The stated objective of the Kuk, as it is informally known, is to care for the young and protect the innocent. In the early days, it was primarily engaged in suppressing abduction of women and children and providing shelters and education for such victims. There were some difficulties with the colonial government, as a result of cultural differences, but the overall intention of improving the lot of unfortunates was earnestly pursued.
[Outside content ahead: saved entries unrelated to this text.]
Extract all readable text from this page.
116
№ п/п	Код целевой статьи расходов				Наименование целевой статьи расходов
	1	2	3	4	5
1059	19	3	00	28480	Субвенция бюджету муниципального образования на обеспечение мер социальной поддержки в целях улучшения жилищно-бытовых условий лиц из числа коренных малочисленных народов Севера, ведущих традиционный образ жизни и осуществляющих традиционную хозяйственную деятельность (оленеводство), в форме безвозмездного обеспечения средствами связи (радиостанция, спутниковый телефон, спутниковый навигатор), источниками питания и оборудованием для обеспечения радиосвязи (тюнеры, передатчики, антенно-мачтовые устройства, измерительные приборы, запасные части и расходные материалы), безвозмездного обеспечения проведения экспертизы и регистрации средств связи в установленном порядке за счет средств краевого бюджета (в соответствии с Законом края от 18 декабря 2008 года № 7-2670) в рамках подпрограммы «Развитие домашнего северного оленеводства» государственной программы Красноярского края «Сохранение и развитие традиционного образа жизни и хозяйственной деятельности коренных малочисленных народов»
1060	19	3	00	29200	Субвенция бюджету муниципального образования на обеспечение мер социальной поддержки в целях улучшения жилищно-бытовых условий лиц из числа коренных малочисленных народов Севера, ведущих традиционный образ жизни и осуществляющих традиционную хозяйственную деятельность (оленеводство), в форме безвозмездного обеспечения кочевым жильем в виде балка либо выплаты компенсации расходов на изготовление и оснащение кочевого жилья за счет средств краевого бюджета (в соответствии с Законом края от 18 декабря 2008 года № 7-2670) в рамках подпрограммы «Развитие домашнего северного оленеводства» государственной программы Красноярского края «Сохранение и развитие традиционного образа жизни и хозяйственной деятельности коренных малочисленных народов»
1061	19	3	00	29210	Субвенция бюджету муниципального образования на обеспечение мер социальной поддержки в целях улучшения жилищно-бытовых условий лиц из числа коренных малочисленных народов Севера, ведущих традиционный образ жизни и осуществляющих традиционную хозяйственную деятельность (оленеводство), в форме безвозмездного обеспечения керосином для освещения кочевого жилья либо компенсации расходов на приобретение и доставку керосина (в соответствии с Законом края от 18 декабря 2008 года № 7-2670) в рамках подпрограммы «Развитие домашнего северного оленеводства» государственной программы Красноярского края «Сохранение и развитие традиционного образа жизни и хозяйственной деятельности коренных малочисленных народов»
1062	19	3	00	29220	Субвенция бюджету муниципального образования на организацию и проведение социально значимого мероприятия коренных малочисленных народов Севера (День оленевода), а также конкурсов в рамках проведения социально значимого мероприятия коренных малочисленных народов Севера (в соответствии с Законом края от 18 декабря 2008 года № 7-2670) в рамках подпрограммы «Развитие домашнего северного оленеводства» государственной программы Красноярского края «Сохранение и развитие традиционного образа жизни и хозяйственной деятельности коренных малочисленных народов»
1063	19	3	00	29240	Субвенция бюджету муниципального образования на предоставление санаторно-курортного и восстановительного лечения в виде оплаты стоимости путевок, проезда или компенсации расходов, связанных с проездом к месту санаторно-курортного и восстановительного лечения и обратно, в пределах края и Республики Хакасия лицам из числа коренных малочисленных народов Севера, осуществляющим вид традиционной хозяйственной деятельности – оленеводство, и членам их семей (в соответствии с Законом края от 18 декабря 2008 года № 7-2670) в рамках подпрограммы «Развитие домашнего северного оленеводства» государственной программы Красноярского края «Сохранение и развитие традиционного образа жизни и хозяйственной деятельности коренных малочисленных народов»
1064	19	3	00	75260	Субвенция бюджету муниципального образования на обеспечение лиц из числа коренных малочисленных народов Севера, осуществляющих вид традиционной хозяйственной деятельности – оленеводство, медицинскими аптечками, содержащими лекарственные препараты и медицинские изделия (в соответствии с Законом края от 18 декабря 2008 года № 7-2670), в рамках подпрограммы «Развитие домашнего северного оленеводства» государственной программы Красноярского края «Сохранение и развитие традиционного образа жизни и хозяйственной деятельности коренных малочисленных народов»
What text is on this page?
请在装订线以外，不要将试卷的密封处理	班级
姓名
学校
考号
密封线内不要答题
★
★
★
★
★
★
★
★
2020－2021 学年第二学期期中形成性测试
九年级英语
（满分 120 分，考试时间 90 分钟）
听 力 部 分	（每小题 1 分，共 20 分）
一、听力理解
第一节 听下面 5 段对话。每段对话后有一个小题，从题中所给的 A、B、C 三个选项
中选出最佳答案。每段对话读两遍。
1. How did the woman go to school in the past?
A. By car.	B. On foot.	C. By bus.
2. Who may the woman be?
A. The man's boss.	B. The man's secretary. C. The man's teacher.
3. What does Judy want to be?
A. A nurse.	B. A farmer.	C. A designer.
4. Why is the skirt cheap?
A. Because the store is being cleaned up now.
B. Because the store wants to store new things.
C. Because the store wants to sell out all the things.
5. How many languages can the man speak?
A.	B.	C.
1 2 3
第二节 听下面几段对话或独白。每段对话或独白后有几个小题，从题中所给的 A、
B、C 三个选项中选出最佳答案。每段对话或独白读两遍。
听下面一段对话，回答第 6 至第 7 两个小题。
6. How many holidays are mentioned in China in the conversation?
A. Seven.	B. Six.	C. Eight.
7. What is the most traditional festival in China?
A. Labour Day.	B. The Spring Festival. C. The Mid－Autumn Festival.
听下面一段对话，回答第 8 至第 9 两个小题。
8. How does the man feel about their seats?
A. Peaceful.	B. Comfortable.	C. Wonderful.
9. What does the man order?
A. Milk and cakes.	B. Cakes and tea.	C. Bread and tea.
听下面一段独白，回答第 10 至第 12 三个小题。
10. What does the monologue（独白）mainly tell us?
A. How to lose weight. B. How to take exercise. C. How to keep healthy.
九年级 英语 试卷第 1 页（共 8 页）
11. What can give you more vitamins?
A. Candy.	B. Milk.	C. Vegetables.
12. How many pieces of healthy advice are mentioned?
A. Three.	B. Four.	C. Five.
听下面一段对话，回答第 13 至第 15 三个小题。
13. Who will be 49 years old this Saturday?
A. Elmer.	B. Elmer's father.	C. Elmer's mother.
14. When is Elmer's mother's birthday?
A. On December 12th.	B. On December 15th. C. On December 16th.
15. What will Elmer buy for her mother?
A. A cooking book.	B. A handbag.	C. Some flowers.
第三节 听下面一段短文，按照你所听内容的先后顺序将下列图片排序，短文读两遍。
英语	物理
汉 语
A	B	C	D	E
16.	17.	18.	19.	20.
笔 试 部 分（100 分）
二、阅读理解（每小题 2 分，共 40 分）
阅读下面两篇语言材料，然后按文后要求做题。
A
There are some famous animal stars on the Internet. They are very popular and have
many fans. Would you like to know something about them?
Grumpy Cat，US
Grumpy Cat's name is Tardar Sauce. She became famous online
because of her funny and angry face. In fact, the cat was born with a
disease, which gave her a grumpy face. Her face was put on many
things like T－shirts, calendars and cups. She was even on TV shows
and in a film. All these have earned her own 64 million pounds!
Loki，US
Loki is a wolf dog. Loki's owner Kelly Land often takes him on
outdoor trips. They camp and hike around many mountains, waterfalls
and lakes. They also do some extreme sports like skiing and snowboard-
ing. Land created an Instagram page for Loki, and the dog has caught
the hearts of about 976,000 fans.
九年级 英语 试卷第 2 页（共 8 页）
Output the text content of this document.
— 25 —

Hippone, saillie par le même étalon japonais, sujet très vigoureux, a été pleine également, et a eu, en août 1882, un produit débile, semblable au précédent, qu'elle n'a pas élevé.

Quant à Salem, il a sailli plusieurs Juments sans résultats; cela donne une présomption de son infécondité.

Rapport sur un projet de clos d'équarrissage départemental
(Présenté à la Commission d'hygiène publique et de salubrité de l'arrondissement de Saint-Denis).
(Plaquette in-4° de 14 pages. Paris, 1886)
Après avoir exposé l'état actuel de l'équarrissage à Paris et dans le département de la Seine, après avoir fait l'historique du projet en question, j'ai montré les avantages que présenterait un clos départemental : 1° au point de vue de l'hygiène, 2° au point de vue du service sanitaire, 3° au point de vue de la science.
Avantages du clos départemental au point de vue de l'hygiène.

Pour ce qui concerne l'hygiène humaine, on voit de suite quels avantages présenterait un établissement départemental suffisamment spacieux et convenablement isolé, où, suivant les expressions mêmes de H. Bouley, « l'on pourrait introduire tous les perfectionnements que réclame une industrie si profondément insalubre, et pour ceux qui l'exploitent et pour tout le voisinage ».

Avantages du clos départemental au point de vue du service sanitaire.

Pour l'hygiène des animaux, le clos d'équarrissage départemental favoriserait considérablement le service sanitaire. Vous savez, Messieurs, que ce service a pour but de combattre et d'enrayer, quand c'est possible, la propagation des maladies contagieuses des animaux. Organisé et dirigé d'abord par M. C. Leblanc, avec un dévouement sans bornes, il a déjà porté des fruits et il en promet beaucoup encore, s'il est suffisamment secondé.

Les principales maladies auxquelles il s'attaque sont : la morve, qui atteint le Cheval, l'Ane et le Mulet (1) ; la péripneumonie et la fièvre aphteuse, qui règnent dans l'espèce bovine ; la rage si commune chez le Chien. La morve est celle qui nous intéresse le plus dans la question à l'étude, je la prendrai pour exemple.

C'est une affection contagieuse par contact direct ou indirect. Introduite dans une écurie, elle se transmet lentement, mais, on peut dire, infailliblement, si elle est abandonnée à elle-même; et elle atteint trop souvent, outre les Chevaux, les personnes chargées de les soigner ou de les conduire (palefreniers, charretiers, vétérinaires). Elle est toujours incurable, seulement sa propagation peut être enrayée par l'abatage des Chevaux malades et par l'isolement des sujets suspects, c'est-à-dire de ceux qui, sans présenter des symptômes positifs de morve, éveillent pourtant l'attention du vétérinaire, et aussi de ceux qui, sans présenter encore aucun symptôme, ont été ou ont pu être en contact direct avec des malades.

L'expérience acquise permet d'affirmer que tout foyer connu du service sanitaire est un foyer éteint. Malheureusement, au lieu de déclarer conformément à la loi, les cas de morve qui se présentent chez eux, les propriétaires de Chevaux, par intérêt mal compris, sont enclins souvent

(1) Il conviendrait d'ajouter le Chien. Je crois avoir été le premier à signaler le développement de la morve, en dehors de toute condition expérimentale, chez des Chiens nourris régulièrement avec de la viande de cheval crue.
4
However, it has been suggested that the arrangements the Kuk provided had the convenient effect of maintaining a supply of servants and potential concubines for the wealthy Chinese families of Hong Kong, in a "peculiarly Chinese form of patriarchy".

Today Po Leung Kuk has over 300 units providing a wide spectrum of services, including social services (including medical services), educational services, recycling centers, recreational services and cultural services.

Services

The Kuk currently runs more than 300 units throughout the SAR, providing welfare, educational, cultural and recreational services.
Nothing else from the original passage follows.